Few details emerged on the precise location of the family, which includes two parents, four children aged 5 to 12 and an uncle, after their Tuesday kidnapping in the neighbouring West African nation of Cameroon.
Cameroon authorities said the victims, who were visiting a national park at the time, were taken over the border into Nigeria's restive northeast after being abducted.
"As long as there are rumours of their cross-border movements, then security agencies must be intensely searching for them," police spokesman Frank Mba told AFP, adding that there was a "massive manhunt."
A security official in Nigeria's northeast, where criminal gangs and insurgents from Islamist extremist group Boko Haram have long operated, said "we are not relenting in efforts to release them."
He said areas around the Cameroon border were particularly being searched. Border crossings in that area are porous, with the frontiers for Chad and Niger also nearby.
The victims had not yet been spotted, the official said.
On Thursday, French President Francois Hollande said that the family was probably being held in two groups.
"We are fully cooperating with Nigerian and Cameroonian authorities to find the location where our citizens are being held," Hollande told reporters.
"For the moment the best thing is to work with some discretion, to first of all identify the exact place where our citizens are being held, probably in two groups, and how we would be able to free them under the best conditions."
The family, who were based in Cameroon, were visiting the Waza National Park when they were kidnapped. They have been identified as Tanguy Moulin-Fournier and his wife Albane, as well as their four sons, Eloi, Andeol, Mael and Clarence.
Tanguy's brother Cyril Moulin-Fournier was on vacation and with them at the time. The three adults are all around 40 years old.
The family with the exception of the uncle moved to Yaounde, Cameroon's capital, in autumn 2011 when the father got a job there overseeing the construction of a liquid natural gas plant. The uncle lives in Barcelona, Spain.
"It's difficult because these are good people," said one of the guards at their home in Yaounde. "We didn't have an employer-employee relationship, they were family."
The Nigerian security official had earlier said "intelligence reports have shown that the abductors may be holding their victims ... around the Dikwa area," referring to a town in northeast Nigeria.
Hollande has condemned the seizure as an "odious" act, saying: "This is the first time that children have been taken hostage in this manner."
The French foreign ministry has urged citizens in the far north of Cameroon to leave the area as quickly as possible and advised against travel to areas bordering Nigeria until further notice.
It could not say how many French citizens are believed to be in the north but 6,200 in total are registered as living in Cameroon.
France had already strongly advised its citizens against travel to northern Nigeria, which has seen violence linked to Boko Haram's insurgency for several years and where a Frenchman was kidnapped in December.
The defence ministry said a team of French gendarmes had arrived in Cameroon on Tuesday to help with the probe, adding that they were being "protected by French soldiers".

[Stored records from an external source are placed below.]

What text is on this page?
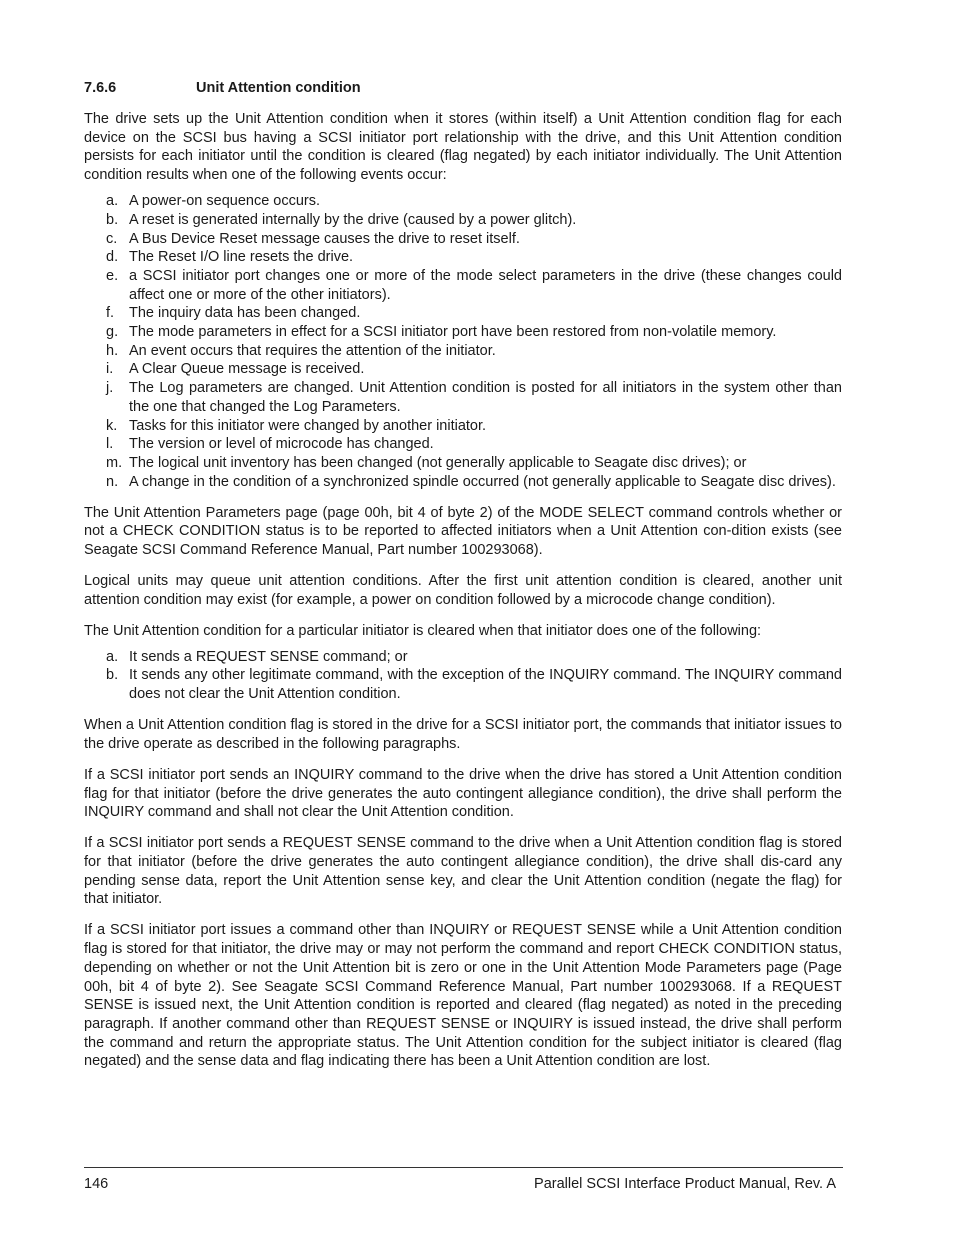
7.6.6	Unit Attention condition

The drive sets up the Unit Attention condition when it stores (within itself) a Unit Attention condition flag for each device on the SCSI bus having a SCSI initiator port relationship with the drive, and this Unit Attention condition persists for each initiator until the condition is cleared (flag negated) by each initiator individually. The Unit Attention condition results when one of the following events occur:

a. A power-on sequence occurs.
b. A reset is generated internally by the drive (caused by a power glitch).
c. A Bus Device Reset message causes the drive to reset itself.
d. The Reset I/O line resets the drive.
e. a SCSI initiator port changes one or more of the mode select parameters in the drive (these changes could affect one or more of the other initiators).
f. The inquiry data has been changed.
g. The mode parameters in effect for a SCSI initiator port have been restored from non-volatile memory.
h. An event occurs that requires the attention of the initiator.
i. A Clear Queue message is received.
j. The Log parameters are changed. Unit Attention condition is posted for all initiators in the system other than the one that changed the Log Parameters.
k. Tasks for this initiator were changed by another initiator.
l. The version or level of microcode has changed.
m. The logical unit inventory has been changed (not generally applicable to Seagate disc drives); or
n. A change in the condition of a synchronized spindle occurred (not generally applicable to Seagate disc drives).

The Unit Attention Parameters page (page 00h, bit 4 of byte 2) of the MODE SELECT command controls whether or not a CHECK CONDITION status is to be reported to affected initiators when a Unit Attention con-dition exists (see Seagate SCSI Command Reference Manual, Part number 100293068).

Logical units may queue unit attention conditions. After the first unit attention condition is cleared, another unit attention condition may exist (for example, a power on condition followed by a microcode change condition).

The Unit Attention condition for a particular initiator is cleared when that initiator does one of the following:

a. It sends a REQUEST SENSE command; or
b. It sends any other legitimate command, with the exception of the INQUIRY command. The INQUIRY command does not clear the Unit Attention condition.

When a Unit Attention condition flag is stored in the drive for a SCSI initiator port, the commands that initiator issues to the drive operate as described in the following paragraphs.

If a SCSI initiator port sends an INQUIRY command to the drive when the drive has stored a Unit Attention condition flag for that initiator (before the drive generates the auto contingent allegiance condition), the drive shall perform the INQUIRY command and shall not clear the Unit Attention condition.

If a SCSI initiator port sends a REQUEST SENSE command to the drive when a Unit Attention condition flag is stored for that initiator (before the drive generates the auto contingent allegiance condition), the drive shall dis-card any pending sense data, report the Unit Attention sense key, and clear the Unit Attention condition (negate the flag) for that initiator.

If a SCSI initiator port issues a command other than INQUIRY or REQUEST SENSE while a Unit Attention condition flag is stored for that initiator, the drive may or may not perform the command and report CHECK CONDITION status, depending on whether or not the Unit Attention bit is zero or one in the Unit Attention Mode Parameters page (Page 00h, bit 4 of byte 2). See Seagate SCSI Command Reference Manual, Part number 100293068. If a REQUEST SENSE is issued next, the Unit Attention condition is reported and cleared (flag negated) as noted in the preceding paragraph. If another command other than REQUEST SENSE or INQUIRY is issued instead, the drive shall perform the command and return the appropriate status. The Unit Attention condition for the subject initiator is cleared (flag negated) and the sense data and flag indicating there has been a Unit Attention condition are lost.

146	Parallel SCSI Interface Product Manual, Rev. A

French Defence Minister Jean-Yves Le Drian pointed the finger at Boko Haram but said it was not clear whether the kidnapping was linked to France's offensive against Islamist rebels in Mali.
"These are groups that claim the same fundamentalism, who use the same methods, whether it's in Mali, Somalia or Nigeria," he said.
While French officials have named Boko Haram as the likely culprits, a splinter faction of the group known as Ansaru, which has risen in prominence in recent weeks, appears to have focused specifically on targeting foreign hostages.
Ansaru claimed the December kidnapping of a French national in northern Nigeria and the abduction of seven foreigners from a construction site in Bauchi state at the weekend.
In statements, Ansaru has protested against France's efforts against Islamist rebels in Mali among other issues.
Other analysts have said a criminal group may be behind the abduction with the intent of selling the hostages or collecting ransom.